En ouverture d’« A jeter sans ouvrir », elle glisse une citation extraite du « Journal » de la plasticienne et sculptrice Louise Bourgeois (1911- 2010) : « Etre une artiste constitue la garantie, pour les congénères humains, que l’usure et la lassitude de vivre ne les pousseront pas au meurtre ». En ouverture du premier chapitre, l’auteure écrit : « Le lendemain matin, j’étais là, assise tout au bord de ma chaise de cuisine, en train de faire une liste comme si de rien n’était. L’arête du siège en bois me pinçait le haut des cuisses mais je n’ai pas bronché, le mention dans le creux de la main, le coude planté dans la table, et suis restée comme ça près de deux heures. La table et la chaise sont très bobo classe moyenne… » Tout paraît si simple, si ordinaire, si banal dans ces années 2000 durant lesquelles Viv Albertine- surnommée sans grande élégance « la ménopunk » après la parution de « De fringues, de musique et de mecs »- s’est, nous assure-t-on, assagie. Ainsi, elle se consacre, nous dit-on aussi, à sa fille, à sa carrière et à ces mecs qu’elle croise mais qui, si souvent, n’en valent pas la peine.

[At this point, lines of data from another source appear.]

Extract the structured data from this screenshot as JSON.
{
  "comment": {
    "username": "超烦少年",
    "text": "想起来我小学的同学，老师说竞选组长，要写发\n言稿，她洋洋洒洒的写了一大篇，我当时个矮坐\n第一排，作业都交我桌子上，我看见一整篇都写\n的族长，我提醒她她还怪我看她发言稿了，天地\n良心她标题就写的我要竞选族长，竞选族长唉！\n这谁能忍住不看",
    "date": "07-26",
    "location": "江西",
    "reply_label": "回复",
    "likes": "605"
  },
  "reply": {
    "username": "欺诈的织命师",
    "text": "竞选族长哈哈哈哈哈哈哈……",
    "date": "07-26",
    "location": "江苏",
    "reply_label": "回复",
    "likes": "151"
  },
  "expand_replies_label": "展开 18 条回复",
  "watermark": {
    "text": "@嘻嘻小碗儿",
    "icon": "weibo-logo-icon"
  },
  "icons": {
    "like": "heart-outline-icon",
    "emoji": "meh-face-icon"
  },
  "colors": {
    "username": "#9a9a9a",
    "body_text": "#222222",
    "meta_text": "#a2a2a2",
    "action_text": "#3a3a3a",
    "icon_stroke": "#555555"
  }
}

A la mort de son père, elle retourne au domicile familial- elle prévoit d’y récupérer ce qui lui revient, elle tombe sur un journal de bord. Dans celui-ci jusqu’à ce qu’il se sépare de sa femme (et donc de la mère de Viv), le père notait, consignait les petits et grands moments du quotidien de la famille… Plus tard à la mort de sa mère, cette fois, Viv Albertine va trouver un paquet bien fermé sur lequel est écrit : « A JETER sans ouvrir ». Remontée sur scène après vingt-cinq ans de silence, la punk musicienne devenue écrivaine outrepasse bien sûr l’injonction, elle découvre le journal de sa mère, courant sur la même période que celui de son père… Elle (s’)interroge, écrit : « Pour quoi est-ce que je me battais au juste ? Je n’en suis toujours pas certaine aujourd’hui. C’est si profond, si ancien, que ça n’a pas de mots, pas de forme, pas de logique ».

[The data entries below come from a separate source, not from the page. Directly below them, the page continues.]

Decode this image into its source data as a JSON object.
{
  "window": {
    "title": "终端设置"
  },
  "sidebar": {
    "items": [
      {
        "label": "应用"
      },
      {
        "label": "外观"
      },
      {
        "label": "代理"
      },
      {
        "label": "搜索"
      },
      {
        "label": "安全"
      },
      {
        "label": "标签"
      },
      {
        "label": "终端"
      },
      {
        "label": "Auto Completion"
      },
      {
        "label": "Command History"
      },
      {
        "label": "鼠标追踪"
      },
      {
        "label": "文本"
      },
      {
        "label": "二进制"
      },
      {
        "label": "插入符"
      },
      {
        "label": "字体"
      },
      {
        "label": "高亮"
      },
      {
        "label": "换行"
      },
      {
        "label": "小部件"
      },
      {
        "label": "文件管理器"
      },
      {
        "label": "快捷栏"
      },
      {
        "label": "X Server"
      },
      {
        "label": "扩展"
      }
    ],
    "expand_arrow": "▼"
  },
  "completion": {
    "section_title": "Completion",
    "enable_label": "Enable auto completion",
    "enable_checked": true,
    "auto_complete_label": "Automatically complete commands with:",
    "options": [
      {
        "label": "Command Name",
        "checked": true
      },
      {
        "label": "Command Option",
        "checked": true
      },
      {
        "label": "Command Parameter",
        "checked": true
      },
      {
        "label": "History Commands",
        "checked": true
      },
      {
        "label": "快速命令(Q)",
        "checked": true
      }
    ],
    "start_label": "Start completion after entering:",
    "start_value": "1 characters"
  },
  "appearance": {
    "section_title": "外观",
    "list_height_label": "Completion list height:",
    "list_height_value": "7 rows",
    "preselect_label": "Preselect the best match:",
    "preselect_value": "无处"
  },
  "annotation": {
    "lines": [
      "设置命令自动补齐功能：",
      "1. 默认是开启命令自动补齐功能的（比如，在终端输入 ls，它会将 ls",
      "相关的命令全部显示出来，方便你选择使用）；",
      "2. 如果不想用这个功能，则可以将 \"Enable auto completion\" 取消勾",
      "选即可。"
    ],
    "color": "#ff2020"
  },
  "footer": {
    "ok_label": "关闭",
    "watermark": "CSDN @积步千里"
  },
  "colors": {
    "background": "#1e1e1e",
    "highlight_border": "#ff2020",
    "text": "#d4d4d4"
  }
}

Au fil des pages d’« A jeter sans ouvrir », cette femme qui vit à Londres et s’y consacre à l’écriture continue la dissection méticuleuse de la famille. Défile alors une période qui court des années 1960 à aujourd’hui. L’œil et la plume acérés décryptent la société occidentale. Et, adepte hier du « No Future »- les deux mots qui ont fait la philosophie punk, Viv Albertine continue le combat. Le combat d’une femme en colère, encore et toujours. Une femme qui lance un plaidoyer pour les femmes et la cause féminine. Dans un entretien lors d’un récent passage promo à Paris, évoquant les femmes qui questionnent l’autorité masculine : « Cela a toujours effrayé les hommes que je rencontrais, les a empêchés de m’aimer ou les a poussés à me rejeter. Ça a toujours déstabilisé les gens qui détenaient le pouvoir, comme mon directeur, mon dentiste… Quand j’étais dans mon groupe, je me suis même fait attaquer, j’ai pris des coups pour ça. Et plus tard, quand j’étais réalisatrice à la BBC, idem, j’ai eu des soucis avec beaucoup d’hommes différents. Je n’arrive pas à jouer le jeu. Je ne peux pas les laisser monopoliser la parole ou le pouvoir, je n’y arrive pas… »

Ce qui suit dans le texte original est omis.